- Nirsevimab is being investigated as a first-in-class single dose immunization to provide protection for all infants entering their first RSV season.
- Nirsevimab met its Phase 3 primary endpoint earlier than anticipated; regulatory submissions for all-infant indication to begin in 2022.
Positive topline results from the Phase 3 MELODY trial showed nirsevimab reduced lower respiratory tract infections (LRTI) requiring medical attention (inpatient or outpatient) due to respiratory syncytial virus (RSV) in healthy preterm and term infants. RSV is the most common cause of LRTI and the leading cause of hospitalizations in all infants.
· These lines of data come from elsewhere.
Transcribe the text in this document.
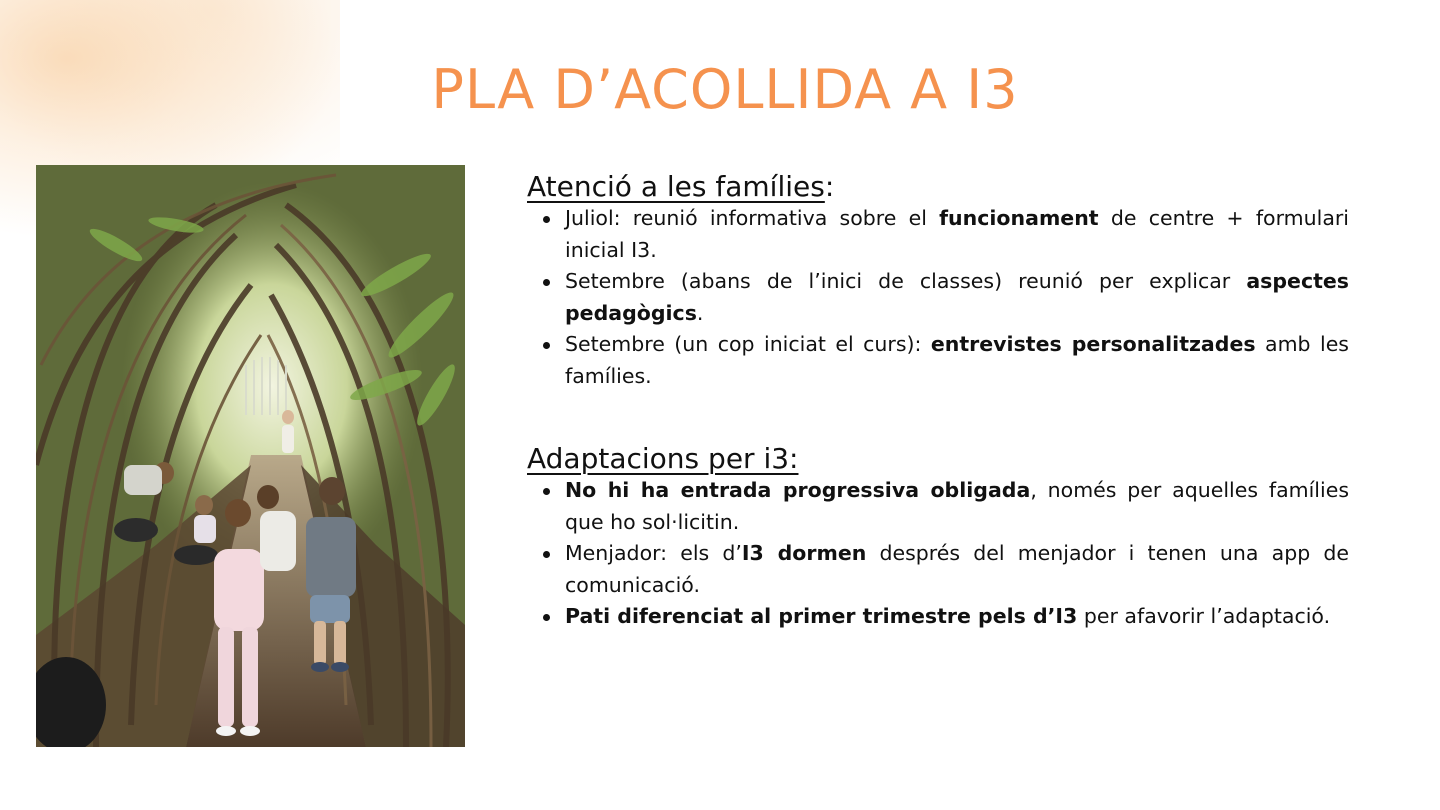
PLA D’ACOLLIDA A I3
Atenció a les famílies:
Juliol: reunió informativa sobre el funcionament de centre + formulari inicial I3.
Setembre (abans de l’inici de classes) reunió per explicar aspectes pedagògics.
Setembre (un cop iniciat el curs): entrevistes personalitzades amb les famílies.
Adaptacions per i3:
No hi ha entrada progressiva obligada, només per aquelles famílies que ho sol·licitin.
Menjador: els d’I3 dormen després del menjador i tenen una app de comunicació.
Pati diferenciat al primer trimestre pels d’I3 per afavorir l’adaptació.
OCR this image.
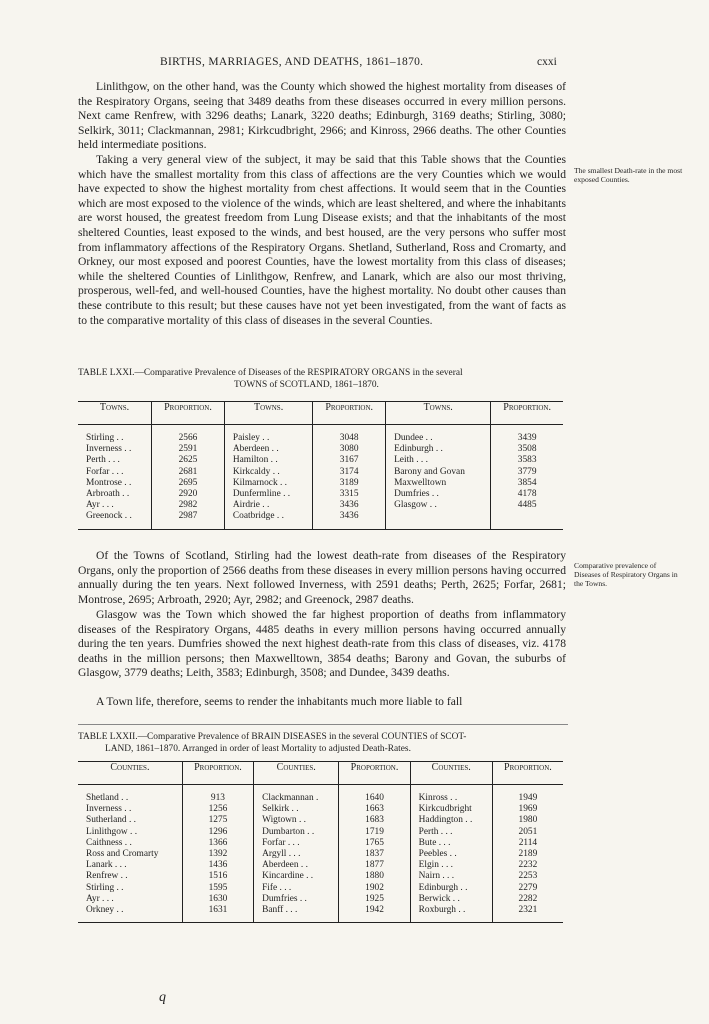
BIRTHS, MARRIAGES, AND DEATHS, 1861–1870.	cxxi

Linlithgow, on the other hand, was the County which showed the highest mortality from diseases of the Respiratory Organs, seeing that 3489 deaths from these diseases occurred in every million persons. Next came Renfrew, with 3296 deaths; Lanark, 3220 deaths; Edinburgh, 3169 deaths; Stirling, 3080; Selkirk, 3011; Clackmannan, 2981; Kirkcudbright, 2966; and Kinross, 2966 deaths. The other Counties held intermediate positions.

Taking a very general view of the subject, it may be said that this Table shows that the Counties which have the smallest mortality from this class of affections are the very Counties which we would have expected to show the highest mortality from chest affections. It would seem that in the Counties which are most exposed to the violence of the winds, which are least sheltered, and where the inhabitants are worst housed, the greatest freedom from Lung Disease exists; and that the inhabitants of the most sheltered Counties, least exposed to the winds, and best housed, are the very persons who suffer most from inflammatory affections of the Respiratory Organs. Shetland, Sutherland, Ross and Cromarty, and Orkney, our most exposed and poorest Counties, have the lowest mortality from this class of diseases; while the sheltered Counties of Linlithgow, Renfrew, and Lanark, which are also our most thriving, prosperous, well-fed, and well-housed Counties, have the highest mortality. No doubt other causes than these contribute to this result; but these causes have not yet been investigated, from the want of facts as to the comparative mortality of this class of diseases in the several Counties.

The smallest Death-rate in the most exposed Counties.
TABLE LXXI.—Comparative Prevalence of Diseases of the RESPIRATORY ORGANS in the several
TOWNS of SCOTLAND, 1861–1870.
Towns.	Proportion.	Towns.	Proportion.	Towns.	Proportion.
Stirling . .	2566	Paisley . .	3048	Dundee . .	3439
Inverness . .	2591	Aberdeen . .	3080	Edinburgh . .	3508
Perth . . .	2625	Hamilton . .	3167	Leith . . .	3583
Forfar . . .	2681	Kirkcaldy . .	3174	Barony and Govan	3779
Montrose . .	2695	Kilmarnock . .	3189	Maxwelltown	3854
Arbroath . .	2920	Dunfermline . .	3315	Dumfries . .	4178
Ayr . . .	2982	Airdrie . .	3436	Glasgow . .	4485
Greenock . .	2987	Coatbridge . .	3436		

Of the Towns of Scotland, Stirling had the lowest death-rate from diseases of the Respiratory Organs, only the proportion of 2566 deaths from these diseases in every million persons having occurred annually during the ten years. Next followed Inverness, with 2591 deaths; Perth, 2625; Forfar, 2681; Montrose, 2695; Arbroath, 2920; Ayr, 2982; and Greenock, 2987 deaths.

Comparative prevalence of Diseases of Respiratory Organs in the Towns.

Glasgow was the Town which showed the far highest proportion of deaths from inflammatory diseases of the Respiratory Organs, 4485 deaths in every million persons having occurred annually during the ten years. Dumfries showed the next highest death-rate from this class of diseases, viz. 4178 deaths in the million persons; then Maxwelltown, 3854 deaths; Barony and Govan, the suburbs of Glasgow, 3779 deaths; Leith, 3583; Edinburgh, 3508; and Dundee, 3439 deaths.

A Town life, therefore, seems to render the inhabitants much more liable to fall

TABLE LXXII.—Comparative Prevalence of BRAIN DISEASES in the several COUNTIES of SCOT-
LAND, 1861–1870. Arranged in order of least Mortality to adjusted Death-Rates.
Counties.	Proportion.	Counties.	Proportion.	Counties.	Proportion.
Shetland . .	913	Clackmannan .	1640	Kinross . .	1949
Inverness . .	1256	Selkirk . .	1663	Kirkcudbright	1969
Sutherland . .	1275	Wigtown . .	1683	Haddington . .	1980
Linlithgow . .	1296	Dumbarton . .	1719	Perth . . .	2051
Caithness . .	1366	Forfar . . .	1765	Bute . . .	2114
Ross and Cromarty	1392	Argyll . . .	1837	Peebles . .	2189
Lanark . . .	1436	Aberdeen . .	1877	Elgin . . .	2232
Renfrew . .	1516	Kincardine . .	1880	Nairn . . .	2253
Stirling . .	1595	Fife . . .	1902	Edinburgh . .	2279
Ayr . . .	1630	Dumfries . .	1925	Berwick . .	2282
Orkney . .	1631	Banff . . .	1942	Roxburgh . .	2321
q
Nirsevimab reached its primary endpoint, achieving a statistically significant absolute reduction of LRTI caused by RSV in healthy preterm and term infants compared to placebo through a typical RSV season. No clinically meaningful differences in safety results between the nirsevimab and placebo groups were seen. The overall safety profile of nirsevimab in the trial remains consistent with previously reported results.
Results will be presented at an upcoming scientific congress and are anticipated to form the basis of regulatory submissions.
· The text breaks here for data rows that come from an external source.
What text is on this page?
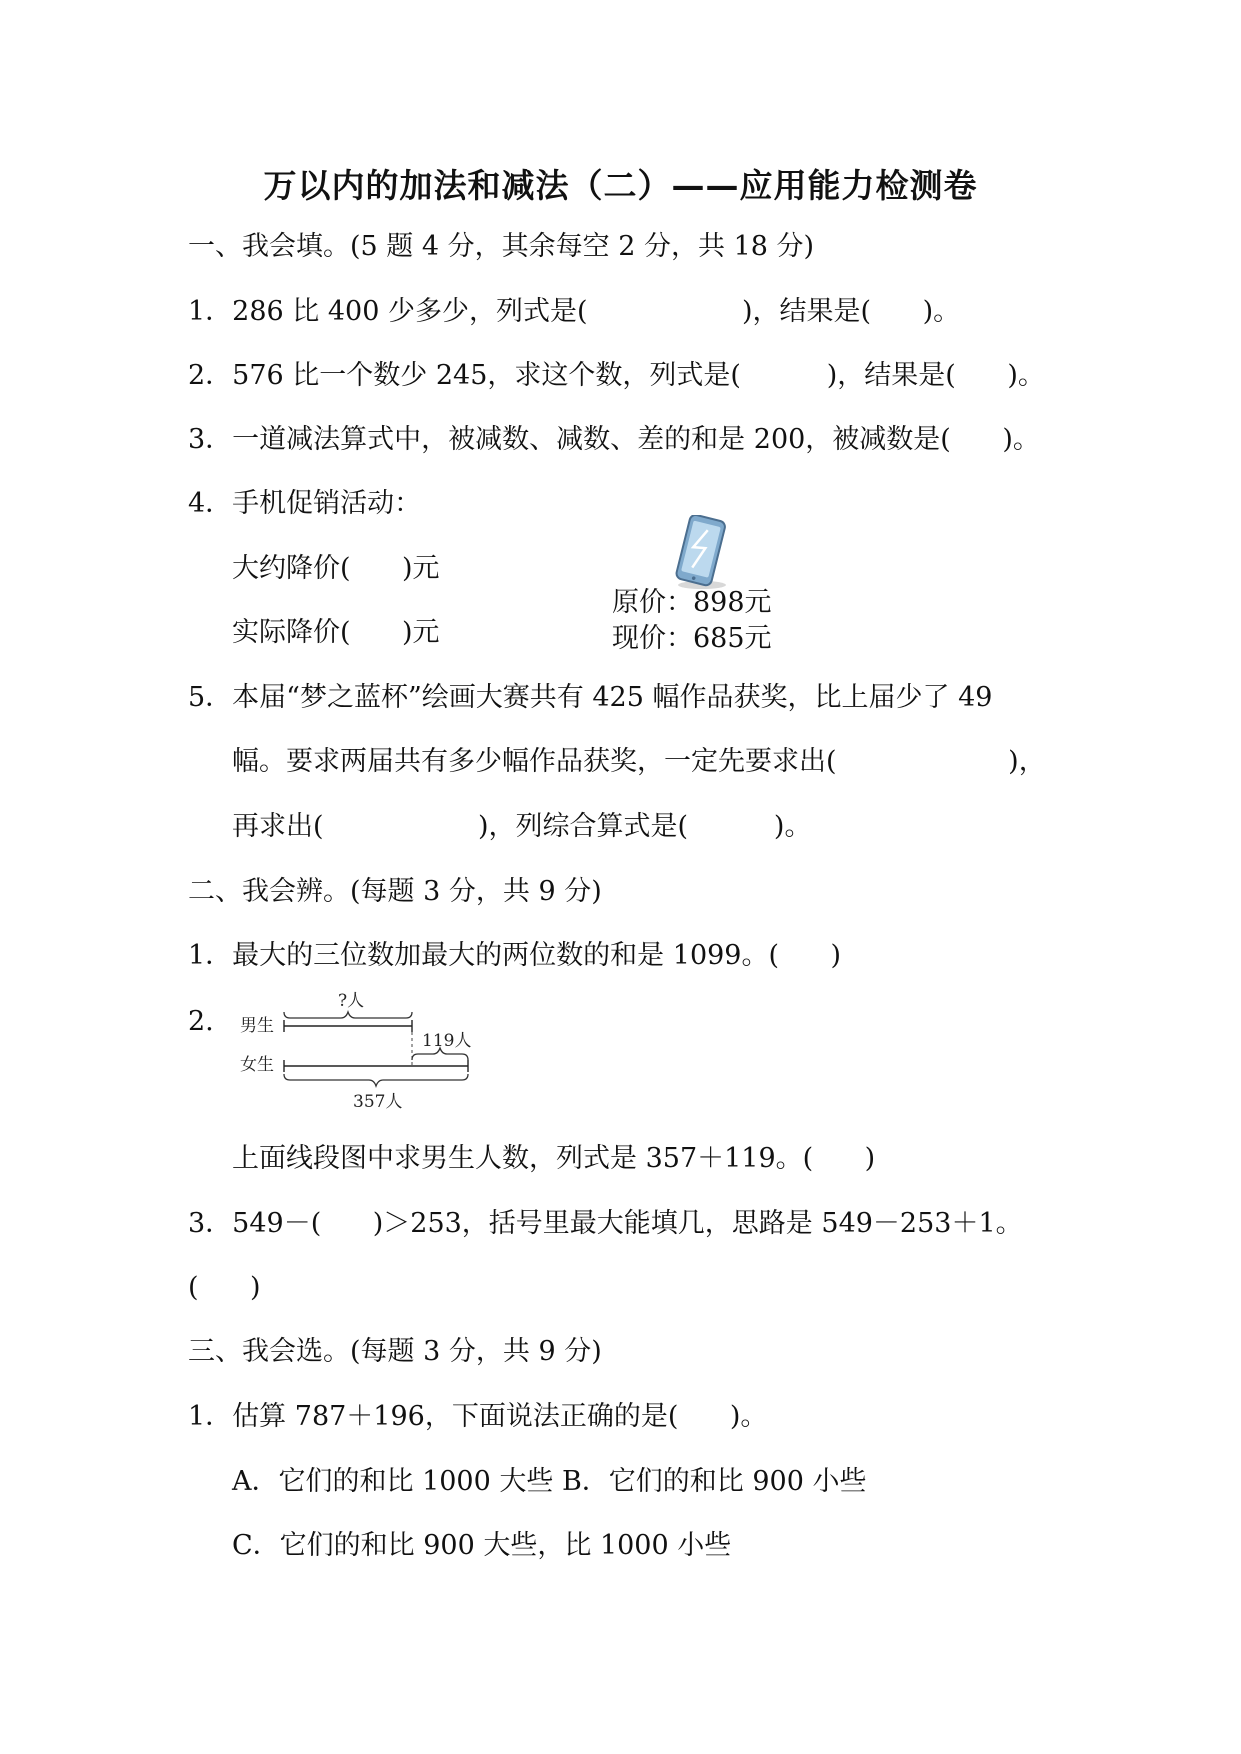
万以内的加法和减法（二）——应用能力检测卷
一、我会填。(5 题 4 分，其余每空 2 分，共 18 分)
1．286 比 400 少多少，列式是(                  )，结果是(      )。
2．576 比一个数少 245，求这个数，列式是(          )，结果是(      )。
3．一道减法算式中，被减数、减数、差的和是 200，被减数是(      )。
4．手机促销活动：
大约降价(      )元
实际降价(      )元
原价：898元
现价：685元
5．本届“梦之蓝杯”绘画大赛共有 425 幅作品获奖，比上届少了 49
幅。要求两届共有多少幅作品获奖，一定先要求出(                    )，
再求出(                  )，列综合算式是(          )。
二、我会辨。(每题 3 分，共 9 分)
1．最大的三位数加最大的两位数的和是 1099。(      )
2. 男生
女生
?人
119人
357人
上面线段图中求男生人数，列式是 357＋119。(      )
3．549－(      )＞253，括号里最大能填几，思路是 549－253＋1。
(      )
三、我会选。(每题 3 分，共 9 分)
1．估算 787＋196，下面说法正确的是(      )。
A．它们的和比 1000 大些 B．它们的和比 900 小些
C．它们的和比 900 大些，比 1000 小些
Nirsevimab, being developed in partnership with AstraZeneca, is the first investigational extended half-life monoclonal antibody (mAb) aiming to protect all infants entering their first RSV season, when they are at highest risk for severe RSV disease. With nirsevimab, a protective antibody is administered directly to the infant with the goal of providing rapid protection.
In contrast to other options for RSV under development, such as maternal vaccines, nirsevimab was designed to be administered at birth to infants born during the RSV season or at the season’s start for infants born prior to the season.